Maybe the bottom line is, those of us of the liberal persuasion are more inclined to see government as a mechanism for solving problems, not as the enemy. It may very well require some tweaking along the lines you suggest – but that’s what representative government is supposed to be about, so let’s not throw out the baby with the bathwater. You’d rather starve it into submission than change it, but the small government/low taxes mantra just doesn’t fly anymore in a nation as large and complex as ours. Which version of “the nation we once were” did you have in mind? The fifties? Prohibition? The Jacksonian era? Or just any time when white male protestants called the shots?
All of this suggests: (6) Much like the participants in another Tea Party, you’re detached from reality. It’s time you tuned in to the big picture. The world is changing – physically, demographically, technologically – and we can’t turn back the clock to Happy Days.

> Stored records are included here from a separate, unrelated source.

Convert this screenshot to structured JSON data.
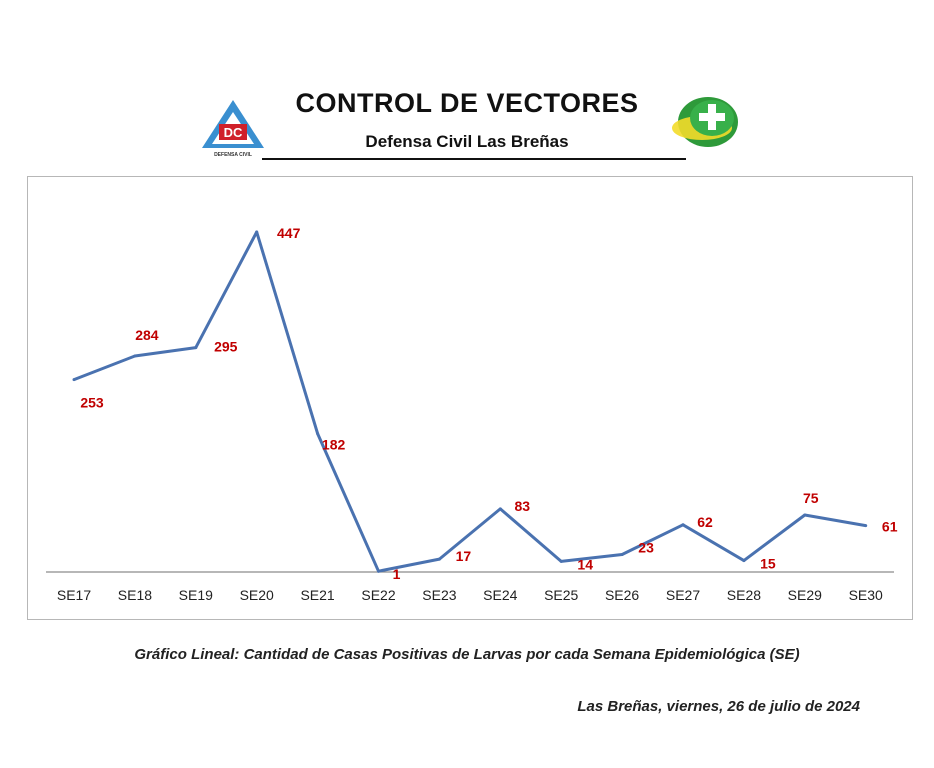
{
  "header": {
    "title": "CONTROL DE VECTORES",
    "subtitle": "Defensa Civil Las Breñas",
    "logo_left_text": "DC",
    "logo_left_caption": "DEFENSA CIVIL"
  },
  "colors": {
    "line": "#4a72b0",
    "data_label": "#c00000",
    "axis": "#8c8c8c",
    "logo_blue": "#3a8fd0",
    "logo_red": "#d0202a",
    "logo_green": "#2e9a3a",
    "logo_yellow": "#f3dc2a"
  },
  "chart_data": {
    "type": "line",
    "categories": [
      "SE17",
      "SE18",
      "SE19",
      "SE20",
      "SE21",
      "SE22",
      "SE23",
      "SE24",
      "SE25",
      "SE26",
      "SE27",
      "SE28",
      "SE29",
      "SE30"
    ],
    "values": [
      253,
      284,
      295,
      447,
      182,
      1,
      17,
      83,
      14,
      23,
      62,
      15,
      75,
      61
    ],
    "ylim": [
      0,
      480
    ],
    "grid": false,
    "legend": "none",
    "data_labels": true
  },
  "caption": "Gráfico Lineal: Cantidad de Casas Positivas de Larvas por cada Semana Epidemiológica (SE)",
  "date_line": "Las Breñas,  viernes, 26 de julio de 2024"
}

Like Ronnie Raygun once said, “There you go again....” I hoped to have gotten my disdain for the TP movement out of my system, but since they’re likely to play a major role in this year’s elections – and since I even have friends who are sympathetic to the cause – I can’t help but rise to the bait of this letter.
Confining one’s arguments to these talking points is a have-you-stopped-beating-your-wife proposition. It’s true; taken separately, no sane person would contest them. But I’m not opposed to the ideas that you represent as much as to the collective impression that your movement makes. (1) It’s the height of hypocrisy to lambaste Obama for power-grabbing and bemoan escalating debt after the ravages of the previous administration – suggesting it’s just a poor-loser stance. (2) You take your marching orders from demagogues on a one-sided “news” outlet that laughingly calls itself “fair and balanced.” (3) You lionize a manipulatively homespun political personality who would be more clueless than W was (could that be possible?) if she ever became president. (4) Many of your fellow travelers are so preoccupied with issues like non-existent efforts to curb gun ownership or Obama’s birth certificate that it’s hard to take any of you seriously. (5) You would have to go some to convince me, given the kinds of people your movement attracts, that your belief that government should stay out of private lives extends to sexual and reproductive choice and to the decriminalization of marijuana.

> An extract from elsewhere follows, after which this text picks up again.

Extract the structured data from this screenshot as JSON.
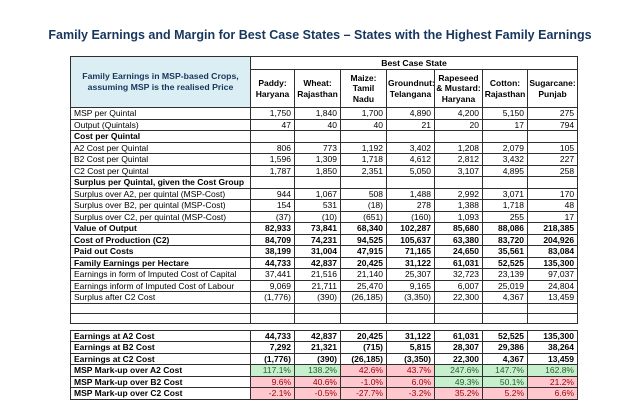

Maybe the bottom line is, those of us of the liberal persuasion are more inclined to see government as a mechanism for solving problems, not as the enemy. It may very well require some tweaking along the lines you suggest – but that’s what representative government is supposed to be about, so let’s not throw out the baby with the bathwater. You’d rather starve it into submission than change it, but the small government/low taxes mantra just doesn’t fly anymore in a nation as large and complex as ours. Which version of “the nation we once were” did you have in mind? The fifties? Prohibition? The Jacksonian era? Or just any time when white male protestants called the shots?
All of this suggests: (6) Much like the participants in another Tea Party, you’re detached from reality. It’s time you tuned in to the big picture. The world is changing – physically, demographically, technologically – and we can’t turn back the clock to Happy Days.